Will Reading the Tabloids Make You a Better Copywriter?
The world's largest newspaper doesn't get much respect.
Critics scoff: "Not real news," "Celebrity fluff, " "Pure trivia."
But unlike other newspapers analyzed in a recent Pew Research Center report, the Daily Mail does do ONE thing very well...
... make money. Hand over fist!
Their secret? Headlines. Magnetic headlines.
See for yourself:
No More Mr. Nasty! Giggling Simon Cowell larks around with bikini-clad Lauren Silverman on the beach in Barbados before he asks fan to come to tea
Lana Del Ray picks up two coffees in LA after its revealed she’ll fill her 2017 schedule with three European festival appearances
‘I cry, it’s hard;’ Kyle Richards reveals it’s been heartbreaking dealing with her daughter Alexia’s move to Boston for college
Make no mistake, it takes a lot of SKILL to write this inanely!
Which is why general interest and celebrity magazines only hire "rainmakers." These are the copywriters who pull rabbits out of hats -- consistently -- in the overmined, insatiable, and hypercompetitive world of celebrity news.
It's hard to believe but true. Readers of pop fluff are finicky!
So, when you see recurring themes in the Mail's headlines, you can bet they're pulling in eyeballs.
Long-form copy for short attention spans
The Mail turns standard wisdom about headlines on its ear:
For example, how many times have you heard "Nobody reads long headlines anymore"?
Probably ever since you made it your mission to become a better copywriter.
And yet a typical Mail example explodes that assumption...
It’s party time for the royals!
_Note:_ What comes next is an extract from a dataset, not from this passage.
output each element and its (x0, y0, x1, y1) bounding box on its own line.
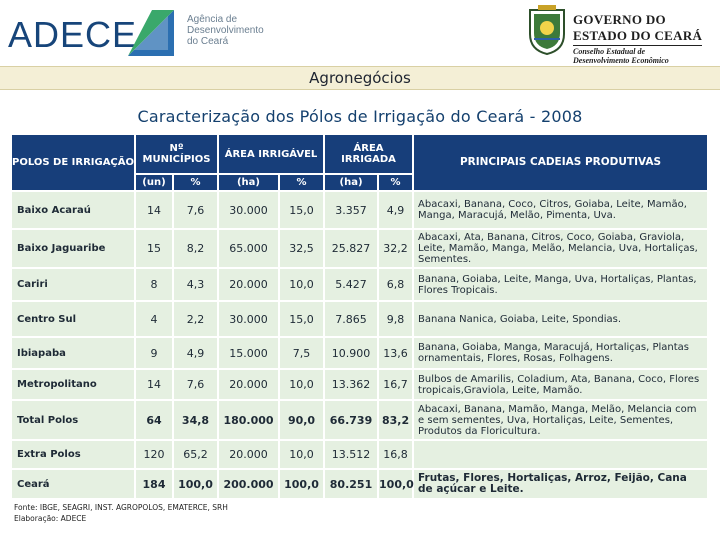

Kate, William, Harry and little George lead the arrivals at Buckingham Palace for the Queen’s Christmas lunch
Couple the rule-breaking headline with bullets -- mundane bullets -- that also run long:
· Expectant mum was the first to arrive with her husband Mike
· Equestrian star, 35, added a touch of festive sparkle in a silver dress
· William and Kate expected to join the Queen for annual family tradition
The result? A paper that looks NOTHING like its competitors.
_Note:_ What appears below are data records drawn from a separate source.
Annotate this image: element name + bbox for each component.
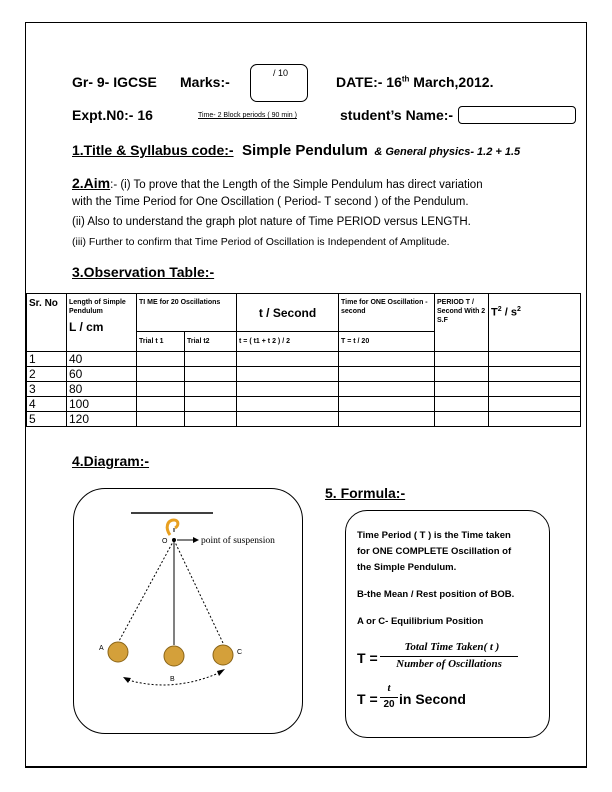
fraction-bar-2 <box>380 697 398 698</box>
label-o: O <box>162 538 168 545</box>
hook-icon <box>167 520 178 535</box>
formula-line-4: B-the Mean / Rest position of BOB. <box>357 589 515 600</box>
title-line <box>72 142 520 160</box>
label-a: A <box>99 645 104 652</box>
student-label: student’s Name:- <box>340 107 454 123</box>
formula-t-eq-2: T = <box>357 691 378 707</box>
col-period: PERIOD T / Second With 2 S.F <box>435 294 489 352</box>
student-name-input[interactable] <box>458 106 576 124</box>
marks-label: Marks:- <box>180 74 230 90</box>
col-length-unit: L / cm <box>69 320 104 334</box>
col-time: TI ME for 20 Oscillations <box>137 294 237 332</box>
title-code: & General physics- 1.2 + 1.5 <box>374 146 521 158</box>
col-t-formula: t = ( t1 + t 2 ) / 2 <box>237 332 339 352</box>
formula-denominator-2: 20 <box>383 699 395 710</box>
formula-line-1: Time Period ( T ) is the Time taken <box>357 530 511 541</box>
label-c: C <box>237 649 243 656</box>
aim-line-2: with the Time Period for One Oscillation ( Period- T second ) of the Pendulum. <box>72 196 469 208</box>
formula-t-eq-1: T = <box>357 650 378 666</box>
formula-line-2: for ONE COMPLETE Oscillation of <box>357 546 512 557</box>
suspension-label: point of suspension <box>201 536 275 546</box>
observation-table <box>26 293 581 427</box>
marks-value: / 10 <box>273 68 289 78</box>
formula-heading: 5. Formula:- <box>325 485 406 501</box>
bob-a <box>108 642 128 662</box>
formula-numerator-2: t <box>387 682 391 694</box>
date-label: DATE:- 16th March,2012. <box>336 74 494 90</box>
col-one-formula: T = t / 20 <box>339 332 435 352</box>
aim-line-4: (iii) Further to confirm that Time Period of Oscillation is Independent of Amplitude. <box>72 236 450 248</box>
formula-line-3: the Simple Pendulum. <box>357 562 457 573</box>
table-row: 5 120 <box>27 412 581 427</box>
formula-unit: in Second <box>399 691 466 707</box>
col-t: t / Second <box>237 294 339 332</box>
col-t-squared: $T^2 / s^2$ <box>489 294 581 352</box>
marks-box[interactable] <box>250 64 308 102</box>
label-b: B <box>170 676 175 683</box>
table-row: 4 100 <box>27 397 581 412</box>
expt-no: Expt.N0:- 16 <box>72 107 153 123</box>
formula-denominator: Number of Oscillations <box>396 658 502 670</box>
pendulum-diagram <box>73 488 303 734</box>
title-label: 1.Title & Syllabus code:- <box>72 142 234 158</box>
pendulum-string-right <box>174 540 223 643</box>
aim-line-3: (ii) Also to understand the graph plot nature of Time PERIOD versus LENGTH. <box>72 216 471 228</box>
title-main: Simple Pendulum <box>242 142 368 159</box>
diagram-heading: 4.Diagram:- <box>72 453 150 469</box>
aim-line-1: 2.Aim:- (i) To prove that the Length of the Simple Pendulum has direct variation <box>72 175 483 191</box>
formula-numerator: Total Time Taken( t ) <box>404 641 500 653</box>
table-row: 1 40 <box>27 352 581 367</box>
col-length: Length of Simple Pendulum L / cm <box>67 294 137 352</box>
col-one: Time for ONE Oscillation - second <box>339 294 435 332</box>
time-note: Time- 2 Block periods ( 90 min ) <box>198 112 297 119</box>
bob-c <box>213 645 233 665</box>
bob-b <box>164 646 184 666</box>
grade-label: Gr- 9- IGCSE <box>72 74 157 90</box>
pendulum-string-left <box>119 540 174 641</box>
table-row: 3 80 <box>27 382 581 397</box>
observation-heading: 3.Observation Table:- <box>72 264 215 280</box>
table-row: 2 60 <box>27 367 581 382</box>
col-trial-2: Trial t2 <box>185 332 237 352</box>
fraction-bar <box>380 656 518 657</box>
col-trial-1: Trial t 1 <box>137 332 185 352</box>
formula-line-5: A or C- Equilibrium Position <box>357 616 484 627</box>
col-sr: Sr. No <box>27 294 67 352</box>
Any move by its rivals to mimic the Mail's design will expose them as followers... B-players.
Adding to their unorthodox design, the Mail tends to repeat -- verbatim -- the long headlines and bullets in the body of articles.
Lazy or brilliant? The answer is yes.
Better Copywriter Challenge
Now am I suggesting that you stop what you're doing and adopt the headline (and bullet) methods of the Daily Mail?
Heck no! Unless, that is, you're in the business of selling ad space or celebrity content. If that's the case, then by all means -- rip them off!
But if you're determined to become a better copywriter, then it's worth a (regular) skim.
Here's the truth. Although the Daily Mail, TMZ, and Page Six probably aren't apropos for your audience, you can still learn from them.
What the public responds to can be transferred to almost any industry or market. That's to say, the Mail's curiosity + danger, curiosity + benefit, curiosity + fascination headline formulas most certainly can be applied to your own copy.
Never forget that small, incremental copy changes can be collectively powerful.
And glancing at the home page of the Mail is a fast and cheap way to learn headline writing.
Just think about the variations of this headline, "Who Else Wants a Screen Star Figure?"
· Who Else Wants to Save Money on Insurance? (Insurance Broker)
· Who Else Wants to Join the Party? (Investment Advice)
· Who Else Wants to Learn Mandarin? (Language Class)
The original headline was written for overweight housewives nearly 70 years ago...
And it's still reeling em' in today!
Obviously, asking you to "glance" at the Daily Mail is like asking you to take "one bite" of chocolate cake. Probably can't be done! So instead, my advice is simply to avoid GORGING. Allow yourself five or six headlines (along with the bullets) and then... move on!